Originaltitel: The Nativity Story
USA, 2006
Kinostart: 07.12.2006
Bibelverfilmungen sind das Salz in der filmhistorischen Suppe. Die ersten Spielfilme amerikanischer Prägung widmeten sich dem Neuen Testament und dem Wirken und Leiden Jesu. Es kann also mit Sicherheit nicht von einem neuen Trend gesprochen werden, wenn Catherine Hardwick - die mit ihrem Regiedebüt Dreizehn internationales Aufsehen erregen konnte - die Geschichte von Maria und Josef erzählt.
Im Jahr 1 vor Christus herrscht König Herodes (Ciarán Hinds als dessen perfektes Kinderbibel-Ebenbild) über Judäa, auch wenn er dem römischen Kaiser Augustus Tribut schuldig ist. Doch was Herodes viel mehr beschäftigt, ist eine alttestamentarische Prophezeiung, nach der ein neuer Herrscher, der Messias, sich erheben und die Herrschaft übernehmen soll. Zur selben Zeit treiben im armen Dorf Nazareth die römischen Steuereintreiber ihr Unwesen und nehmen den Landwirten ihr letztes Hab und Gut. Um die prekäre Situation der Familie zu entschärfen, entschließen sich die Eltern der jungen Maria (Keisha Castle-Hughes) zu einer Vernunftehe mit dem jungen Zimmermann Josef (Oscar Isaac).
Es ist dieser Moment, in dem sich Maria mit dem Gedanken auseinander setzen muss, eine Ehe mit einem Mann zu führen den sie kaum kennt und nicht liebt, in dem ihr der Erzengel Gabriel (Alexander Siddig) erscheint. Ihr Schicksal verkündet Drehbuchautor Mike Rich - dessen bislang beste Arbeit das Drehbuch zu Gus van Sants Forrester - Gefunden! darstellt - in biblisch-hymnischen Dialogen, die so nah wie möglich beim Neuen Testament bleiben. Diesen Vorsatz scheint sich auch Regisseurin Hardwick genommen zu haben, denn sie nimmt jede Gelegenheit wahr, um ein christliches Kitschbild nach dem anderen zu produzieren. Alexander Siddig darf folgerichtig als Erzengel wenige Zentimeter über dem Boden schweben und ist von einem absonderlichen Glühen umgeben, das die Konturen des Darstellers verblassen lässt - einzig die Flügel fehlen. Ansonsten wird allerdings keine weitere Gelegenheit ausgelassen, um dem christlichen Publikum ein vorhersehbares und uninspiriertes Weihnachtsmärchen zu präsentieren.
Mel Gibsons Die Passion Christi mag den Weg für derartige Produktionen ans Licht der Weltöffentlichkeit erleichtert haben, doch religiös verbrämte Machwerke wie Es begab sich zu jener Zeit… finden sich im Internet - etwa das “Jesus Film Project” - und auf dem Dvd-Markt seit Jahren zuhauf. Catherine Hardwicks Werk reiht sich nahtlos in die Reihe dieser Werke ein, mit dem kleinen Unterschied, vom Filmriesen New Line Cinema produziert worden zu sein. Denn bei genauem Hinsehen entpuppen sich die in Zeitlupe gefilmten Angriffe der Römer und die mit pompös-orchestraler Musik dargestellten Reisen der drei Weisen aus dem Morgenland, wie auch jene von Maria und Josef, nur wie die Ouvertüre zum unvermeidlichen Finale.

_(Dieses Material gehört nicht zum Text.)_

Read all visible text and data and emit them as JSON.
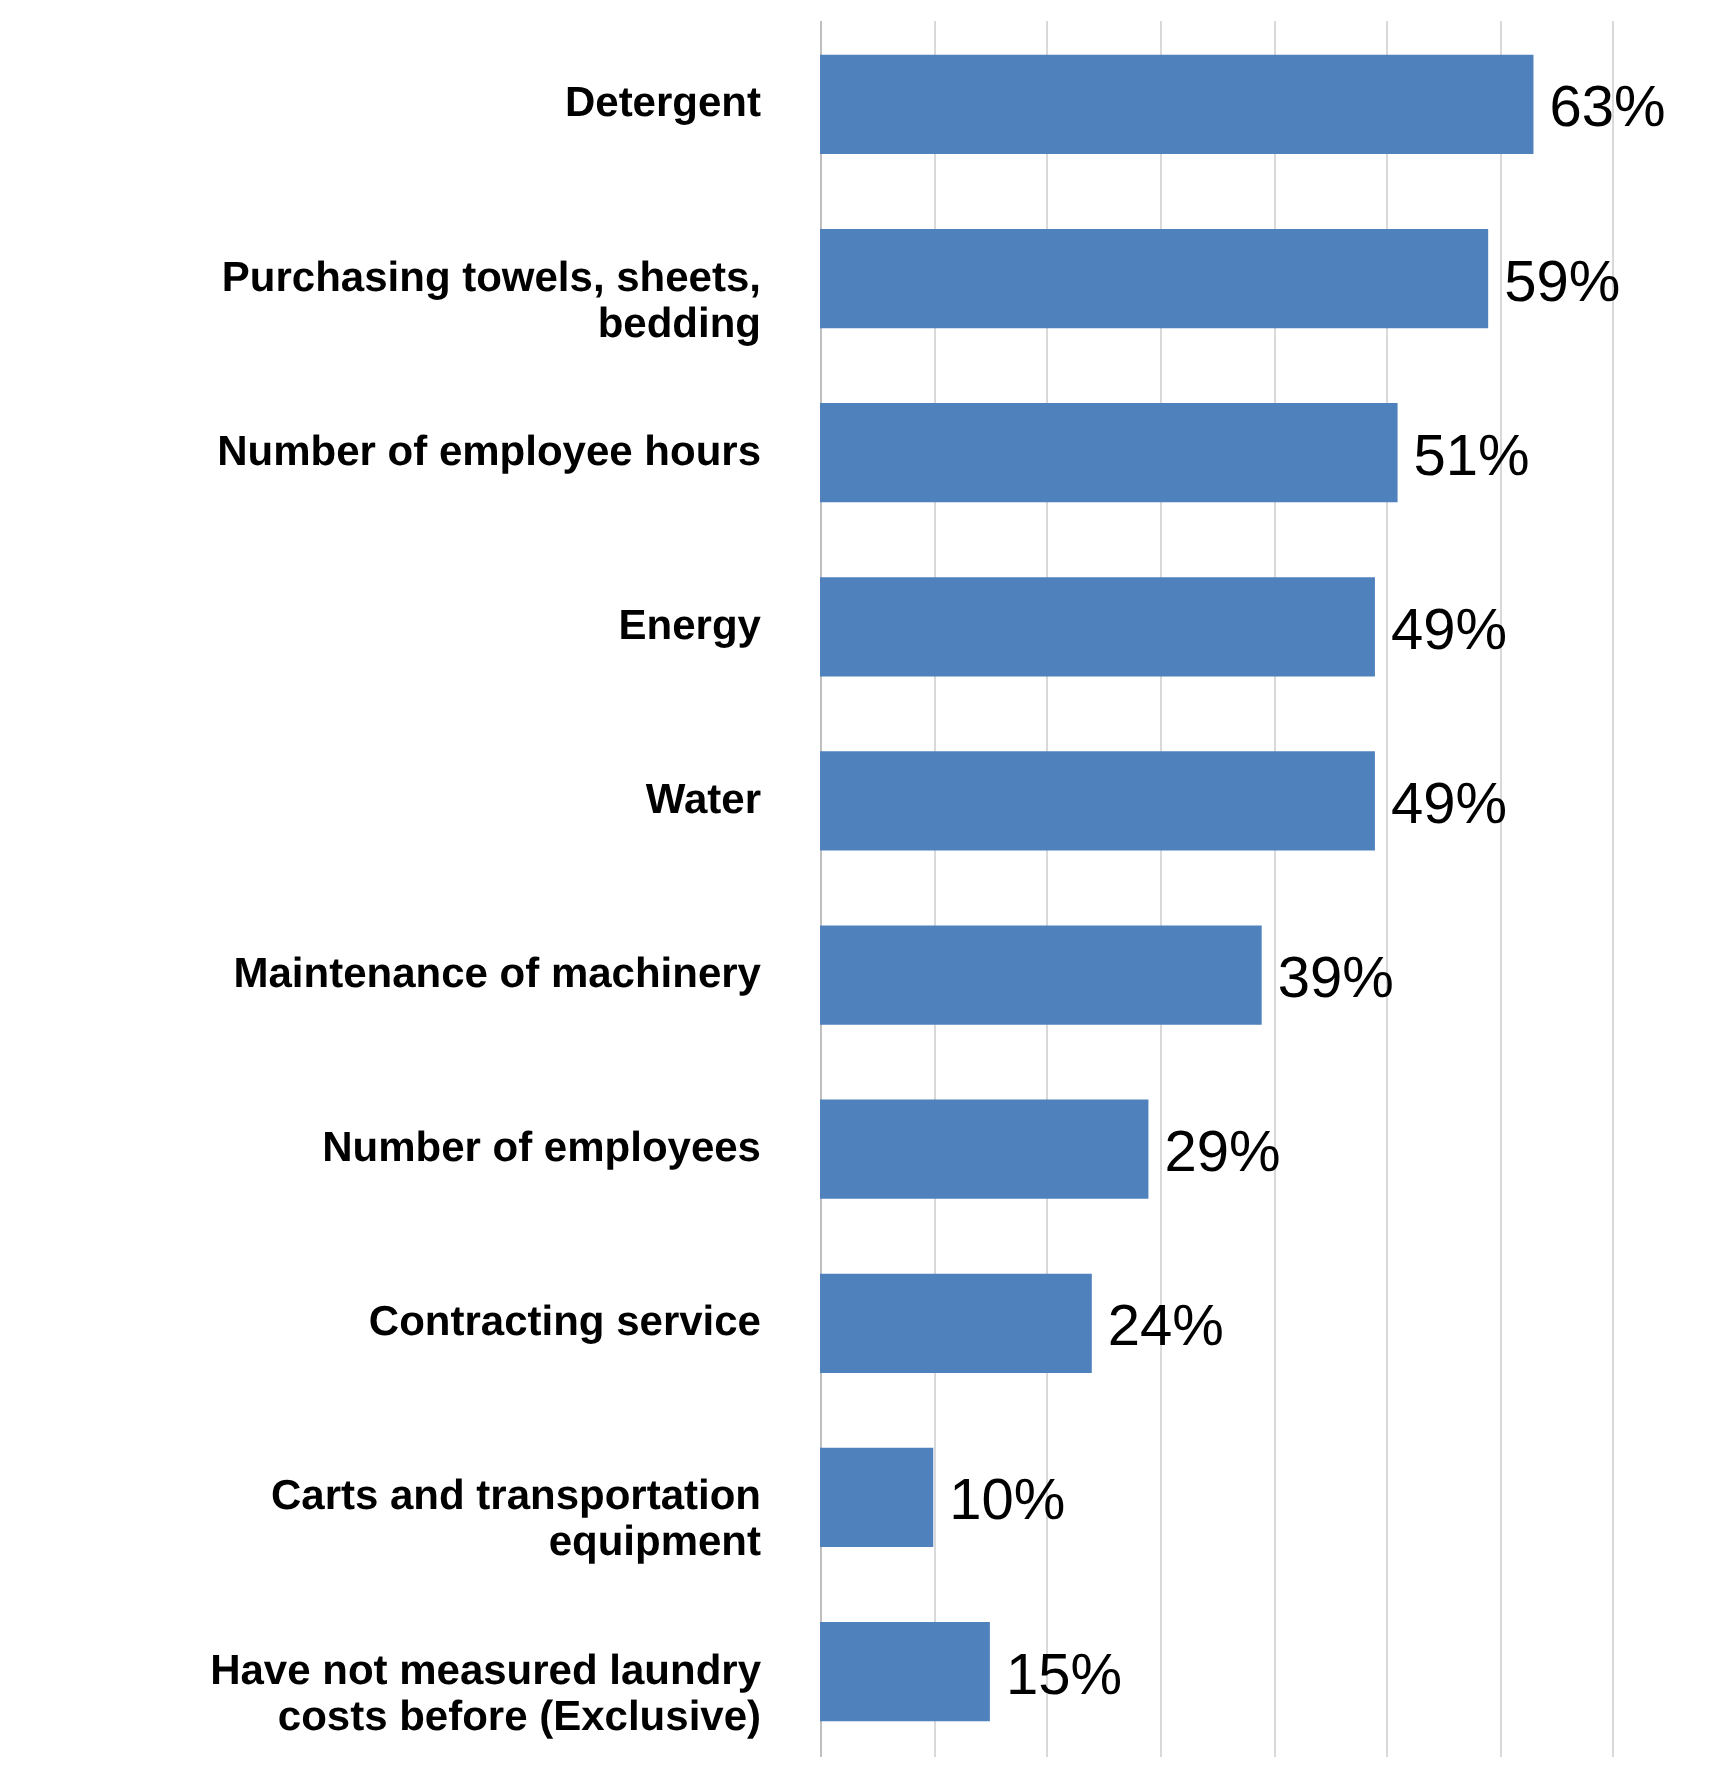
{
  "chart_data": {
    "type": "bar",
    "orientation": "horizontal",
    "categories": [
      "Detergent",
      "Purchasing towels, sheets, bedding",
      "Number of employee hours",
      "Energy",
      "Water",
      "Maintenance of machinery",
      "Number of employees",
      "Contracting service",
      "Carts and transportation equipment",
      "Have not measured laundry costs before (Exclusive)"
    ],
    "values": [
      63,
      59,
      51,
      49,
      49,
      39,
      29,
      24,
      10,
      15
    ],
    "value_labels": [
      "63%",
      "59%",
      "51%",
      "49%",
      "49%",
      "39%",
      "29%",
      "24%",
      "10%",
      "15%"
    ],
    "color": "#4f81bd",
    "xlim": [
      0,
      80
    ],
    "xticks": [
      {
        "value": 0,
        "label": null
      },
      {
        "value": 10,
        "label": null
      },
      {
        "value": 20,
        "label": null
      },
      {
        "value": 30,
        "label": null
      },
      {
        "value": 40,
        "label": null
      },
      {
        "value": 50,
        "label": null
      },
      {
        "value": 60,
        "label": null
      },
      {
        "value": 70,
        "label": null
      },
      {
        "value": 80,
        "label": null
      }
    ],
    "grid": "x",
    "tick_labels": "y"
  }
}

Da können Oscar Isaac und Keisha Castle-Hughes als Ehepaar wider Willen sich noch so abmühen, gegen die Kraft der römisch-katholischen Ikonografie sind sie machtlos und müssen ihr Kind deshalb auch im Schein des Morgendsterns gebären, während Esel und Ochs ihnen beiwohnen. Derartige Bilder zu durchbrechen und in einen historischen Realismus zu übertragen wäre möglich, war jedoch nie die Intention dieses Projektes. Wer seine Darsteller aus Gründen der Authentizität - die Geschichte trägt sich immerhin im Judäa der Zeitwende zu - in radebrechendem Englisch darstellt, hat aber offenbar ohnehin kein Interesse an derartigen Überlegungen. Im Grunde ein Jammer.